Yakıp yıkan acılar...
İnsanı en çok sevdikleri üzermiş... Sevdiği insanın attığı gülün dikeni, düşmanların attığı taştan daha çok yakarmış... Yanlış anlamayın hemen ben yara almadım ama yaraladım.. Hep yıkılan yazmamalı, birde yıktıklarımızı yazma cesareti göstermeliyiz değil mi ? Doğru yaptığınızı sanırsınız ama sevdiğinize hata olarak ulaşır. Oysa niyetiniz onu üzmek değildir ki. Herkesin doğruları kendine göre değişirmiş. Benim için doğru karar veren insanları hata yapmakla az suçlamadım. Ne ekersen onu biçersin diyor kalbim. Haklısın hata görürsen, hata görülürsün...
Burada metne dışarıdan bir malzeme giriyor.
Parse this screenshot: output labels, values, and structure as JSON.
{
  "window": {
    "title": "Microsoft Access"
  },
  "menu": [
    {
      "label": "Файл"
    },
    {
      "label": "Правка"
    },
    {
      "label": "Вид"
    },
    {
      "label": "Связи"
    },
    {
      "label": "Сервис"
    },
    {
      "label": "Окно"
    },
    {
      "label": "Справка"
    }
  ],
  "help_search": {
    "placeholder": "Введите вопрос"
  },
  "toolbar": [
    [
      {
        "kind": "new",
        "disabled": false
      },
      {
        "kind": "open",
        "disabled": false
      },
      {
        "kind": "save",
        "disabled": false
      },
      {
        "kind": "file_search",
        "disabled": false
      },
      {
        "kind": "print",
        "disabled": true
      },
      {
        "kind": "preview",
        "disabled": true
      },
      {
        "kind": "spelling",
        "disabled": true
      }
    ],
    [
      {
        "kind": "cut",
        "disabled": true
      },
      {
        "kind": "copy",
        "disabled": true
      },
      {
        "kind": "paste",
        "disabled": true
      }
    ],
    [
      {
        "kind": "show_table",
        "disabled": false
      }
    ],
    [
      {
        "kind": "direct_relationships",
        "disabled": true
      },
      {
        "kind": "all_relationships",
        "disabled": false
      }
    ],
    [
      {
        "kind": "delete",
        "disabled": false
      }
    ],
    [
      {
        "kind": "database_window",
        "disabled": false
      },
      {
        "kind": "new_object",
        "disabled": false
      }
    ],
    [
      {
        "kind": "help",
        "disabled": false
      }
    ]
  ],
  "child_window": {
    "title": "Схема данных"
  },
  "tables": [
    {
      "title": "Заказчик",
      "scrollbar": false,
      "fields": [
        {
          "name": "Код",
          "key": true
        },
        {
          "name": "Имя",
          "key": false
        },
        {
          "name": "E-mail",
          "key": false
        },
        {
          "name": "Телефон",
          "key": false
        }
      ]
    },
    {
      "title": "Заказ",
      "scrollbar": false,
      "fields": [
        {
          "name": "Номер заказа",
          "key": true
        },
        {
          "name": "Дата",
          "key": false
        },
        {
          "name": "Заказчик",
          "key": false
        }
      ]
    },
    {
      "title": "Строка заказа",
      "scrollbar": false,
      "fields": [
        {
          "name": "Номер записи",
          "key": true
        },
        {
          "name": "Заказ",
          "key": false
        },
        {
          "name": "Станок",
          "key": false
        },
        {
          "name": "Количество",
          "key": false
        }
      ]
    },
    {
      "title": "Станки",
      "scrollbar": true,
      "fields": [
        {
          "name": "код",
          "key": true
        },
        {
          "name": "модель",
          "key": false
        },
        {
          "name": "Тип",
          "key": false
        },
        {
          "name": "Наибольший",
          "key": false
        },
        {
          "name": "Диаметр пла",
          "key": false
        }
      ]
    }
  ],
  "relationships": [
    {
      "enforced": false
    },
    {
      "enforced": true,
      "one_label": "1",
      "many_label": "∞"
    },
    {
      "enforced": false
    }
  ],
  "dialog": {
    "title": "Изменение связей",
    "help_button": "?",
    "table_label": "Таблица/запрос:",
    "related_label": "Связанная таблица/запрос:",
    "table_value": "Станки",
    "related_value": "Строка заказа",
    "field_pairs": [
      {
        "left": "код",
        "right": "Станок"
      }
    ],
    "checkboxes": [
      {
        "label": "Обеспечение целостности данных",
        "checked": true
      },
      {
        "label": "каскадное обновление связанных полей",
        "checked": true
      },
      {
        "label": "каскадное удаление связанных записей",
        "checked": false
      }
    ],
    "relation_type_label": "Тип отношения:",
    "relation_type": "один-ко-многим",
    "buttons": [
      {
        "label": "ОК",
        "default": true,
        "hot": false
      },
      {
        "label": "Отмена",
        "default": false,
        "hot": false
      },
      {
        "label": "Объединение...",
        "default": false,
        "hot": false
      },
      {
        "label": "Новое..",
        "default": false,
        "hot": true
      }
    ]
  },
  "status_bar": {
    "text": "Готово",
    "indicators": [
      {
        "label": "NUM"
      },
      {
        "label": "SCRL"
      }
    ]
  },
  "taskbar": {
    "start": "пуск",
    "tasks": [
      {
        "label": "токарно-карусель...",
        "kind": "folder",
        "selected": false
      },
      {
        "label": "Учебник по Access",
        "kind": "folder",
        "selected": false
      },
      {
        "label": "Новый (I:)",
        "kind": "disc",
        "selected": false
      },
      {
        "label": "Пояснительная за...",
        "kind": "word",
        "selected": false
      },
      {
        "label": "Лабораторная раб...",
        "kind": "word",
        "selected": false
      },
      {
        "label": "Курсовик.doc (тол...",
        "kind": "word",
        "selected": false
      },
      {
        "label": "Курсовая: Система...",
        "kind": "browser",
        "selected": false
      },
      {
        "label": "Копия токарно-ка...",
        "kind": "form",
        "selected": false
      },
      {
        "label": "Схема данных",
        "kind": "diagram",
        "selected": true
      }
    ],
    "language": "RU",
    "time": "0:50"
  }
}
Söylesene be kalbim bu diken yarasını nasıl tedavi edebilirim ? Bütün dikenleri kalbime saplayarak mı ? Ya dayanamazsam.. Ya bu yarayı kaldıramazsam.. Gülüyorsun halime değil mi ? Sen başta kendini düşündün, buna cesaret edemezsin diyorsun değil mi... Haklısın cesaret etmek pervanenin işi... Biz mum ışığından korkan insanların değil... Oysa kül olacağını bile bile nasıldı atlamıştı pervane mum ateşine... Oysa ışığına aşık oluğu mumda yok olmak için nasıldı cesaret etmişti... Bırak bu işi be yüreğim.. Sevmeyi bilemedin sen.. Ama yapamıyorum ki. Bırakamıyorum.. Elime yüzüme bulaştırsam da vazgeçemiyorum...
Çektirdiğim acıların acısını çekiyor yüreğim... Yok olamayıp, arada kalmanın sancısı bu dile getirdiklerim... Bakmayın siz bana sevmeyi bile beceremeyen, ölmeyi bekleyen bir can parçasıyım...
YORUMLAR
Henüz yorum yapılmamış.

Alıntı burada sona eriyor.